- Born: November 25, 1964 Paterson, New Jersey
- Education: Ph.D. in History and Philosophy of Science
- Alma mater: Cambridge University
- Occupation: Professor
- Organization(s): The Institute for Advanced Study, New Jersey, USA

= Myles Jackson =

American historian (born 1964)

Myles W. Jackson (born 25 November 1964 in Paterson, New Jersey) is the inaugural Ernst and Elisabeth Albers-Schönberg Professor in the History of Science at the Institute for Advanced Study in Princeton, New Jersey. He was the Executive Officer of the School of Historical Studies at the IAS from 2023-2026. He was the inaugural Albert Gallatin Research Excellence Professor of the History of Science at New York University-Gallatin, professor of history of the faculty of arts and science of New York University, professor of the division of medical bioethics of NYU-Langone School of Medicine, faculty affiliate of the Engelberg Center on Innovation Law and Policy, NYU School of Law, and director of science and society of the college of arts and science at NYU. He was also the inaugural Dibner Family Professor of the History and Philosophy of Science and Technology at Polytechnic Institute of New York University from 2007 to 2012. The chair is named after Bern Dibner (1897–1988), an electrical engineer, industrialist, historian of science and technology and alumnus of Polytechnic Institute of Brooklyn.

He received his Ph.D. in the history and philosophy of science from Cambridge University in 1991. Before joining the faculty of New York University, he taught at Harvard, the University of Pennsylvania, and the University of Chicago. He has been a senior fellow of the Dibner Institute for the History of Science and Technology at MIT and the Max Planck Institute for the History of Science in Berlin, Germany.
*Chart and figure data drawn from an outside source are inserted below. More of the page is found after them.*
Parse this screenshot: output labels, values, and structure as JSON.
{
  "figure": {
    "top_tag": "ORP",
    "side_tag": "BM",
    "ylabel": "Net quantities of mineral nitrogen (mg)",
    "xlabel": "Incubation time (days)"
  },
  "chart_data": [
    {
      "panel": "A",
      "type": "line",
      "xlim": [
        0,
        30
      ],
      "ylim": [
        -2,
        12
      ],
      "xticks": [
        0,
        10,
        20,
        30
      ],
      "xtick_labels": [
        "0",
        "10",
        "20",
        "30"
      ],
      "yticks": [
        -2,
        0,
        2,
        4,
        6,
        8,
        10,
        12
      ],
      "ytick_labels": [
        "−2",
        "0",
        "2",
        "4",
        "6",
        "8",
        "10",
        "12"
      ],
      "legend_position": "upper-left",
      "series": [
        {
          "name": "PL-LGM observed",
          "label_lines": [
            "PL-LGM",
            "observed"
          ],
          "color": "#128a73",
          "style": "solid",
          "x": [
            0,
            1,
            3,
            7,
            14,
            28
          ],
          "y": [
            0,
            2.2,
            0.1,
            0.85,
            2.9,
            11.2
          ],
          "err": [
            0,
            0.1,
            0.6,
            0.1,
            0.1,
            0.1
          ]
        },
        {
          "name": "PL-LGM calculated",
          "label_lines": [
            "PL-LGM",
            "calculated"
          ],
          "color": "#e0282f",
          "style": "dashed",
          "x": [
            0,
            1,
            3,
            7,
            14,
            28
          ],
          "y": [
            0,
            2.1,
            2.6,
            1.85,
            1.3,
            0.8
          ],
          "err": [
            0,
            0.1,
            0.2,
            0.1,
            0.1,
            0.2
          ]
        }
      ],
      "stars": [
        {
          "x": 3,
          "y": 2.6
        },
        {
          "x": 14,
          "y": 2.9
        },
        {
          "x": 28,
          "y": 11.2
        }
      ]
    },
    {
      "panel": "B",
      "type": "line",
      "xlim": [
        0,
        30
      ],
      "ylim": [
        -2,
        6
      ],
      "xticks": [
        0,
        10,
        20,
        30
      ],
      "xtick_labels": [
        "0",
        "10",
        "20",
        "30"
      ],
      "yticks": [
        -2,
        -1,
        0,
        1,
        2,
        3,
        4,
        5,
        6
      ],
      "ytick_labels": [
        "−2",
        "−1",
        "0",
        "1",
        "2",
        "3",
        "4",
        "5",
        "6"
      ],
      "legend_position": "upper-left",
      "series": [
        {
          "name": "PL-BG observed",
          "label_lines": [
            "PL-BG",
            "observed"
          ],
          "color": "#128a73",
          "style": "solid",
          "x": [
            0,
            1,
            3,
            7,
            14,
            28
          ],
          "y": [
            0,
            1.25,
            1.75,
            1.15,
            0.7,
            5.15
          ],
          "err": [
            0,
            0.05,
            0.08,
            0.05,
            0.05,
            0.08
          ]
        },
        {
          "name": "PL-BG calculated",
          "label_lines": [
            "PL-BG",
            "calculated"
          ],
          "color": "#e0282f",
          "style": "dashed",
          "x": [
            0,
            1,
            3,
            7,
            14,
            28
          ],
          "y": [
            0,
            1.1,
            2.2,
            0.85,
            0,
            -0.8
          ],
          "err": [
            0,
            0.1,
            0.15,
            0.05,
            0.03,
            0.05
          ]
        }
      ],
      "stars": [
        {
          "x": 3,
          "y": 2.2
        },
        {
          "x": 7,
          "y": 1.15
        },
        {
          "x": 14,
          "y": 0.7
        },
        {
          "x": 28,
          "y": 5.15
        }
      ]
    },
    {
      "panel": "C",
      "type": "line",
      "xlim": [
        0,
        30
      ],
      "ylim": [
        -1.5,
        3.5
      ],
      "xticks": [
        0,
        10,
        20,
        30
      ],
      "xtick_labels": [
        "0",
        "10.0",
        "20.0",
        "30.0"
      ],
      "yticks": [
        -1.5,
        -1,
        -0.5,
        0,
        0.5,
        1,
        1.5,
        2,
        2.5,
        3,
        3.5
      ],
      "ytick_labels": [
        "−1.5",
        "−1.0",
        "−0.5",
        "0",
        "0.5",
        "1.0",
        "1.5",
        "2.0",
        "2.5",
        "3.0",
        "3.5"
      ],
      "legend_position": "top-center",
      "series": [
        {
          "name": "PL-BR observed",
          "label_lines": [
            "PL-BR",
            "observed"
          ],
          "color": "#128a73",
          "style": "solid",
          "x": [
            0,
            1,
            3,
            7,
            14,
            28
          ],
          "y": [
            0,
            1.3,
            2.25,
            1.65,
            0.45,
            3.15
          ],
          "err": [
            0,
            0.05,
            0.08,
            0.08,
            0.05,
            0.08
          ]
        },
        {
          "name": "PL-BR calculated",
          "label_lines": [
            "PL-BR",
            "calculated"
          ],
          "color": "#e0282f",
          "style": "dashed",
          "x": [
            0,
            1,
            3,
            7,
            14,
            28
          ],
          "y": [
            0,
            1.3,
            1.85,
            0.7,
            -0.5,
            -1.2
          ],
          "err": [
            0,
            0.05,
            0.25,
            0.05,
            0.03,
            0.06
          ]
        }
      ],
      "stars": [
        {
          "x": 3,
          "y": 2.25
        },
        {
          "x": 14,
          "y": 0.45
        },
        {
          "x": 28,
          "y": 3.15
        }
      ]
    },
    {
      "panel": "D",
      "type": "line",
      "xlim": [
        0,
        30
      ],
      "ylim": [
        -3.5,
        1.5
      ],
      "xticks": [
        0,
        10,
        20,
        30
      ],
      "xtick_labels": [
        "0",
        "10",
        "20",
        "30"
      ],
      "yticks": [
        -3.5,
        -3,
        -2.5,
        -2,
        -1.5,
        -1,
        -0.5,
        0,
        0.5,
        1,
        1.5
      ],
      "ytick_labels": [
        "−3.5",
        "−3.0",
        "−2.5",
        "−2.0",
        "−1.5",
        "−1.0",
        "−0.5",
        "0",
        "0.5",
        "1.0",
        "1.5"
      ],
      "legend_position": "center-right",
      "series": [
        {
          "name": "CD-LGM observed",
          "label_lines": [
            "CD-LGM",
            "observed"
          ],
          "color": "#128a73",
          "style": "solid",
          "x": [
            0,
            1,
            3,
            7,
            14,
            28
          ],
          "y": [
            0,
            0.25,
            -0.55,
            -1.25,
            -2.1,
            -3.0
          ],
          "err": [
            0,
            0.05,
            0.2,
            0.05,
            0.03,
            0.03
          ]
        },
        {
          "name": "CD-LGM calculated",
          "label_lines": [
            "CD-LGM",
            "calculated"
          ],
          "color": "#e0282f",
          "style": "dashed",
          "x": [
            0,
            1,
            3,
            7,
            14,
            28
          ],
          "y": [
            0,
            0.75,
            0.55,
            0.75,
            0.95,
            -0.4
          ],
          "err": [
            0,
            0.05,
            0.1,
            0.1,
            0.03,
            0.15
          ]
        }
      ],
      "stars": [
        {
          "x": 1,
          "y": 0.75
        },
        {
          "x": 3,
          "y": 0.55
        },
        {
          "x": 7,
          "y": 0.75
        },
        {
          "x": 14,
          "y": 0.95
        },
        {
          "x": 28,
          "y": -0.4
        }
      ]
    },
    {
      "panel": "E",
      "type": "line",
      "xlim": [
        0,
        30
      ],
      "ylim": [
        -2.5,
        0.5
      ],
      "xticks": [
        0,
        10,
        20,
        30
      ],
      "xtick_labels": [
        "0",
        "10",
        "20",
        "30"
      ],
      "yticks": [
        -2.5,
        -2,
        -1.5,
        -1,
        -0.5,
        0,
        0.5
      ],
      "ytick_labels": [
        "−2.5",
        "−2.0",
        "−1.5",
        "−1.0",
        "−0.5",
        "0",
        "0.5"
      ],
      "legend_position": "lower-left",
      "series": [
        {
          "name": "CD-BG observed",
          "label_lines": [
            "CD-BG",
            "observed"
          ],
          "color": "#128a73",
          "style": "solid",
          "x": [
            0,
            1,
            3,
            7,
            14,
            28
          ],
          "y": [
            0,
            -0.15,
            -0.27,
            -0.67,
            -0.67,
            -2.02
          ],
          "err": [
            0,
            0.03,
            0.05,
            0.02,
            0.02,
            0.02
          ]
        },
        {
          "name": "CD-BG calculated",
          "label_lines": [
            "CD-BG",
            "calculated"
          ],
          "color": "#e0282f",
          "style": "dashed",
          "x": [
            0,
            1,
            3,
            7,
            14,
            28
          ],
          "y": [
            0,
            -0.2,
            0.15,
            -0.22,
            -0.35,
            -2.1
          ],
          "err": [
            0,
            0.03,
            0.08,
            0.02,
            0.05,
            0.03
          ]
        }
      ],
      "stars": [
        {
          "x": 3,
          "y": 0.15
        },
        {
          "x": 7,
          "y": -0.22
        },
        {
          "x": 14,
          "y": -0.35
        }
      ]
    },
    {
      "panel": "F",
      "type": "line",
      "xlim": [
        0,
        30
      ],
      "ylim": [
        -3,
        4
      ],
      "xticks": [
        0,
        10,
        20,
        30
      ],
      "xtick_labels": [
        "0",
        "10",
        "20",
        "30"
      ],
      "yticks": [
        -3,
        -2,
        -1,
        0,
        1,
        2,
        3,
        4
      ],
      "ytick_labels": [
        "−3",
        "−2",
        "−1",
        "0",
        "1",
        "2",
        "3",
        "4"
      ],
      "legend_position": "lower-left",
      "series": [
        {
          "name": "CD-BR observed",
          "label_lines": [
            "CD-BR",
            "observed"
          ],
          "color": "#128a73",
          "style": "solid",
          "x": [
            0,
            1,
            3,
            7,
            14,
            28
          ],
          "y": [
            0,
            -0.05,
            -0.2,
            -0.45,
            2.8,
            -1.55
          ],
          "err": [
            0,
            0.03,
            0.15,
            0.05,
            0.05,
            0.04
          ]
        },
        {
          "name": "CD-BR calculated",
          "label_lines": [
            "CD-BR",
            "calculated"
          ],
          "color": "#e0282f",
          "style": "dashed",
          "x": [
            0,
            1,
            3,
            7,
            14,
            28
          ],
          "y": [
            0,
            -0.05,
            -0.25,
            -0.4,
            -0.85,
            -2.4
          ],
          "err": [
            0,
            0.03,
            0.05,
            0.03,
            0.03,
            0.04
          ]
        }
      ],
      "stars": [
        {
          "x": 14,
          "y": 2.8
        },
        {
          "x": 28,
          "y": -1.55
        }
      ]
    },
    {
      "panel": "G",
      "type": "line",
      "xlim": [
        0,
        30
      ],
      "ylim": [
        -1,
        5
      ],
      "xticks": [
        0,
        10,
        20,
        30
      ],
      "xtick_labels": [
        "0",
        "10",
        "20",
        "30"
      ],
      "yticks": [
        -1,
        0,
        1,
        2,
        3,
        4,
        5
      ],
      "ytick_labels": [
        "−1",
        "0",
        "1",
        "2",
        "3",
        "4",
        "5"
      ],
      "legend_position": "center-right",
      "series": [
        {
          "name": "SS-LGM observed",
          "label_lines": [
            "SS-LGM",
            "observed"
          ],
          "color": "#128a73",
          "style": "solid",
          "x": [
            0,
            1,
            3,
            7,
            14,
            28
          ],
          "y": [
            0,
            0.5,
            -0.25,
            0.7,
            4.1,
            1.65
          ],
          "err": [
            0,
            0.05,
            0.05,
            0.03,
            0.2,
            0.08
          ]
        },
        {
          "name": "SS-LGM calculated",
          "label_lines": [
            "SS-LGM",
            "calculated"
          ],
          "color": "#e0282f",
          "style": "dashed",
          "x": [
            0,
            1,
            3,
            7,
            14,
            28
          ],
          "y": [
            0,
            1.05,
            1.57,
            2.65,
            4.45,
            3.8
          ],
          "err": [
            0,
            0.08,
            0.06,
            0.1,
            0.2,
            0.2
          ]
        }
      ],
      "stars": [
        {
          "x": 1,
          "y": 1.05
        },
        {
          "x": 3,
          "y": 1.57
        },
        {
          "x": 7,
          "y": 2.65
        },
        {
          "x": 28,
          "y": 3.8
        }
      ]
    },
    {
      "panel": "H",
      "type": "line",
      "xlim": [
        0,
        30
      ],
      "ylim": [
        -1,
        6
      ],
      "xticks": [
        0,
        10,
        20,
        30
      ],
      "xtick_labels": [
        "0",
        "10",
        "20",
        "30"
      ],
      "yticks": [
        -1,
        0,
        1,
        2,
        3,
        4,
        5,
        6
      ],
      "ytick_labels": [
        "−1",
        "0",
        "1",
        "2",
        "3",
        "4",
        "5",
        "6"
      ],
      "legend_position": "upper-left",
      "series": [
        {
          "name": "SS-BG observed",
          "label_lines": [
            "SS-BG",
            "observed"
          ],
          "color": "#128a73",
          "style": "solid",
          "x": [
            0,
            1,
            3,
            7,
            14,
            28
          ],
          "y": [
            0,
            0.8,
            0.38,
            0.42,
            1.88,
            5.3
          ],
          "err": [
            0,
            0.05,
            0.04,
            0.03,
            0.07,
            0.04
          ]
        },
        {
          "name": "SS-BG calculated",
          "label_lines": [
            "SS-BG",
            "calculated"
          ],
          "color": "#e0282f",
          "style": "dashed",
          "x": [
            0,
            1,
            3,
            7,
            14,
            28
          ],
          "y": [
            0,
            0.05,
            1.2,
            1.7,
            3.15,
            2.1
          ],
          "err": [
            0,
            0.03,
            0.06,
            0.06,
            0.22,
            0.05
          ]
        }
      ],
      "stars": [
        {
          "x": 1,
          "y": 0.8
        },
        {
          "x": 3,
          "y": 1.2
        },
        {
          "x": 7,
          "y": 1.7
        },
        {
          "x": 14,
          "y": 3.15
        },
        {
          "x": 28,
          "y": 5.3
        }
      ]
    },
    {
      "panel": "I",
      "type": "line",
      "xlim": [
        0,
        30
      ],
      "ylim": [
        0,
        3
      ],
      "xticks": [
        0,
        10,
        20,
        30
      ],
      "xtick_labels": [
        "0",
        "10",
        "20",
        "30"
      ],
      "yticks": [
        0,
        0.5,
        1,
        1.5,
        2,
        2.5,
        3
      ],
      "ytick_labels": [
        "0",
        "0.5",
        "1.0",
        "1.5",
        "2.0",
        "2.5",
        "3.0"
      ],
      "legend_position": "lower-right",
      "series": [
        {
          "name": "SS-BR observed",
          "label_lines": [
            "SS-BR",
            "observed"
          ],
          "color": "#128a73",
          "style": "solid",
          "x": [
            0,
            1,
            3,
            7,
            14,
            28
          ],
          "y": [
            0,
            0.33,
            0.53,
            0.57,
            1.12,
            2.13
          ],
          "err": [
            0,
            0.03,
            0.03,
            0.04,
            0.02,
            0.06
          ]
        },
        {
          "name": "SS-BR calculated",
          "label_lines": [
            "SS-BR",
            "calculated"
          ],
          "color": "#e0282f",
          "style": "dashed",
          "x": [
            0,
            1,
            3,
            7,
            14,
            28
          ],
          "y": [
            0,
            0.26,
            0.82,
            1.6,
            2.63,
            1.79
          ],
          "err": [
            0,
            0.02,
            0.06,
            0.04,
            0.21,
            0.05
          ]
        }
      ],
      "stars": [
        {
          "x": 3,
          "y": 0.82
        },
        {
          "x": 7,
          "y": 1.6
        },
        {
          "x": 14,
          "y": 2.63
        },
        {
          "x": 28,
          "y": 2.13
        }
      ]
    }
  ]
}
He is the author of numerous articles on the history, philosophy, and sociology of science and technology, with a particular emphasis on the cultural history of nineteenth-century German physics. He has also authored two books, Harmonious Triads: Physicists, Musicians, and Instrument Makers in Nineteenth-Century Germany and Spectrum of Belief: Joseph von Fraunhofer and the Craft of Precision Optics, which won the Paul Bunge Prize of the German Chemical Society for the best work on the history of scientific instruments in 2005 and the Hans Sauer Prize for the best work on the history of inventors and inventions in 2007. Spectrum of Belief has been translated into German, Fraunhofers Spektren: Die Präzisionsoptik als Handwerkskunst. He has co-edited a collection of essays entitled Music, Sound, and the Laboratory, with the University of Chicago Press published in 2013. He is the editor of Perspectives on Science: Gene Patenting (MIT Press, 2015). And his monograph, The Genealogy of a Gene: Patents, HIV/AIDS, and Race, was published by MIT Press in 2015 (paperback 2017). He has just completed a book entitled Broadcasting Fidelity: German Radio and the Rise of Early Electronic Music (Princeton University Press, 2024), which explores the collaborations between physicists, electrical engineers, physiologists, and musicians that led to improving the fidelity of early German radio broadcasts during the 1920s and '30s and inventing an early electronic musical instrument, the trautonium.

He was elected member of the Erfurt Academy of Sciences in 2009, of the German National Academy of Sciences - Leopoldina (Halle) in December 2011, and as a corresponding member of the Académie Internationale d'Histoire des Science in 2012., Saxon Academy of Science and Humanities of Leipzig in 2026, and the American Philosophical Society in 2026. He has worked on issues of genetic privacy and the effects of intellectual property law and the patenting of human genes on research in molecular biology and served as an expert for the ACLU in their lawsuit against Myriad Genetics on the BRCA 1 and 2 gene patents. He has been the recipient of an Alexander-von-Humboldt Fellowship in 1999–2000, and in 2010 he received the Francis Bacon Prize in the History of Science and Technology from Caltech, where he was the Francis Bacon Visiting professor of History of Science and Technology in 2012. In 2014 he received the Reimar Lüst/Humboldt Prize of the Alexander von Humboldt Foundation and was named Bosch Public Policy Fellow of the American Academy in Berlin. He was a fellow at the Wissenschaftskolleg (Institute for Advanced Study) in Berlin for the academic year 2016–17. He was a member of the Board of Directors of the American Friends of the Alexander von Humboldt Foundation from 2019 to 2022. He was elected to acatech, the German Academy of Science and Engineering in 2023.